Dependencies (runtime highlights)

  • Python 3.11+, Flask 3.x, mysql-connector-python, google-genai, dotenv, pandas/numpy, plotly/dash (legacy), httpx/requests.
  • MySQL 8.x for structured data.
  • Vector store: Chroma-style files under main_chat/vectordb.
  • Frontend: vanilla JS/CSS, served via python -m http.server (no build).

Data Flow

  1. Browser sends chat message with API key → /chat.
  2. Middleware validates key, sets session_id (cookie).
  3. Per-session cache loaded; _check_if_needs_new_data may reuse cached SQL/RAG data for follow-ups.
  4. _route_question selects sql | rag | hybrid; executes _run_sql (MySQL) or _run_rag (vector DB + Gemini) or _run_hybrid (both).
  5. Response assembled with answer + sources (table names or rag metadata); cache stored per session.
  6. Interaction logged to MySQL interaction_log. Frontend displays response, sources, mode; events panel uses /events.

Assumptions

  • .env at repo root provides GEMINI_API_KEY, RETHINKAI_API_KEYS, MySQL creds, VECTORDB_DIR (overridden to main_chat/vectordb_new), etc.
  • config.py loads all .env constants and is imported where needed.
  • Vector DB already populated by ingestion; MySQL has required tables (weekly_events, 311/911 tables, interaction_log).
  • API and frontend run on same machine; CORS open but auth enforced by header key.
  • Session cookies persist a week; in-memory caches acceptable for single-instance runs.
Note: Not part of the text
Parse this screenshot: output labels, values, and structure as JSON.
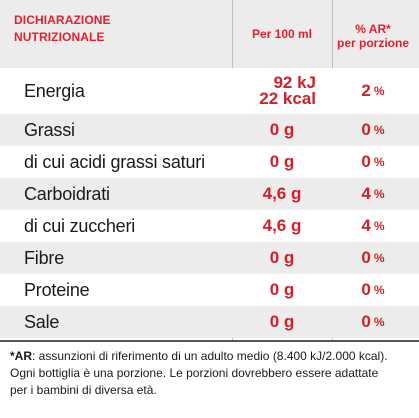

Edge Cases / Failure Modes

  • Missing/invalid API key → 401.
  • MySQL unavailable → degraded health, 500s on /chat//events//log.
  • Vector DB path mis-set if main_chat/vectordb_new missing; _fix_retrieval_vectordb_path attempts to correct.
  • Cache growth: _cleanup_old_caches trims stale sessions (>60 min) and caps at 100; still process memory bound.
  • Large conversations: history limited to last 10 messages when checking reuse.
  • RAG metadata may lack source/doc_type; sources fallback to "Unknown".
  • /events clamps limit (1–100) and days_ahead (1–30).

Deployment Notes

  • Dev: python api/api.py (debug=True). Frontend: cd public && python -m http.server 8000.
  • Production: run Flask via WSGI (e.g., gunicorn), set FLASK_SESSION_COOKIE_SECURE=True, restrict CORS origins, store secrets via env vars, add HTTPS terminator/reverse proxy. Configure DB backups/monitoring.
  • Scaling: in-memory session cache is per-process; use shared cache (Redis) or disable caching for multi-instance deployments. Ensure vector DB path accessible to all workers.

Improvement Opportunities

  • Externalize session cache to Redis and add TTL metrics; evict by LRU.
  • Add rate limiting per API key/session and structured audit logging.
  • Strengthen /events query with pagination and date filters by end_date/timezones.
  • Add unit/integration tests for routing decisions and cache reuse; stub LLM.
  • Harden CORS to allowed origins and rotate API keys; consider JWT instead of static keys.
  • Add health subchecks (vector DB, Gemini key validity).
  • Provide Docker Compose for full stack (API + MySQL + static server) beyond demo DB.
  • Document schema for 311/911 tables in dataset-documentation/ and link from API docs.

Assorted Notes

  • LLM defaults to gemini-2.5-flash-lite; override via env GEMINI_MODEL.